I’m someone with a family history of psychosis and I spend quite a lot of time researching it—treatments, crisis response, cultural responses to it. There are roughly the same number of incidences of psychosis in my immediate to extended family than are described in this post in the extended rationalist community. Major predictive factors include stress, family history and use of marijuana (and, to a lesser extent, other psychedelics). I don’t have studies to back this up but I have an instinct based on my own experience that openness-to-experience and risk-of-psychosis are correlated in family risk factors. So given the drugs, stress and genetic openness, I’d expect generic Bay Area smart people to have a fairly high risk of psychosis compared to, say, people in more conservative areas already.

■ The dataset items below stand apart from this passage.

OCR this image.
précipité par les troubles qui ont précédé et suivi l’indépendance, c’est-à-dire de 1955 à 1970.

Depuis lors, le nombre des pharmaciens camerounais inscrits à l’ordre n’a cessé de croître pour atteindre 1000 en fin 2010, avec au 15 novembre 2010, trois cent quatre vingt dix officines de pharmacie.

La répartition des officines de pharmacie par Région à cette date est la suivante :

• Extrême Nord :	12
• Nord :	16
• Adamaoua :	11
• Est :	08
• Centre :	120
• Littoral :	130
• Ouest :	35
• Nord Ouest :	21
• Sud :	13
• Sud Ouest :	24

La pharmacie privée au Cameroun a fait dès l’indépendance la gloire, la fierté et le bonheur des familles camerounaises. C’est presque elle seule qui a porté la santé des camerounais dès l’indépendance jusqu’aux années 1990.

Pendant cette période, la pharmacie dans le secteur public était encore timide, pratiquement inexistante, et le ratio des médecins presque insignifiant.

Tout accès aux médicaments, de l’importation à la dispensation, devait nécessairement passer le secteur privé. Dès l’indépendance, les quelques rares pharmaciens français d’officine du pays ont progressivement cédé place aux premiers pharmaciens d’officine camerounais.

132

(Sort of; you did say “more gossipy → more widely known”, but I wanted to specifically add the word “larger”, the point being that a small + extra gossipy community would have a higher that usual report rate, and so would a large + extra gossipy (+ memory-ful) community; but the larger one would have more raw numbers, so you’d get a wrong estimate of the proportional rate if you estimated the size of the relevant reference class using intuitions based on small gossip communities. And maybe even a less gossipy but larger network would still have this effect; like, I *never* hear gossip about people in communities I’m not a part of, even if I talk to some people from those communities, so there’s more structure than just the rate of gossip. It’s more a question of how large is the “gossip-percolation connected component”.)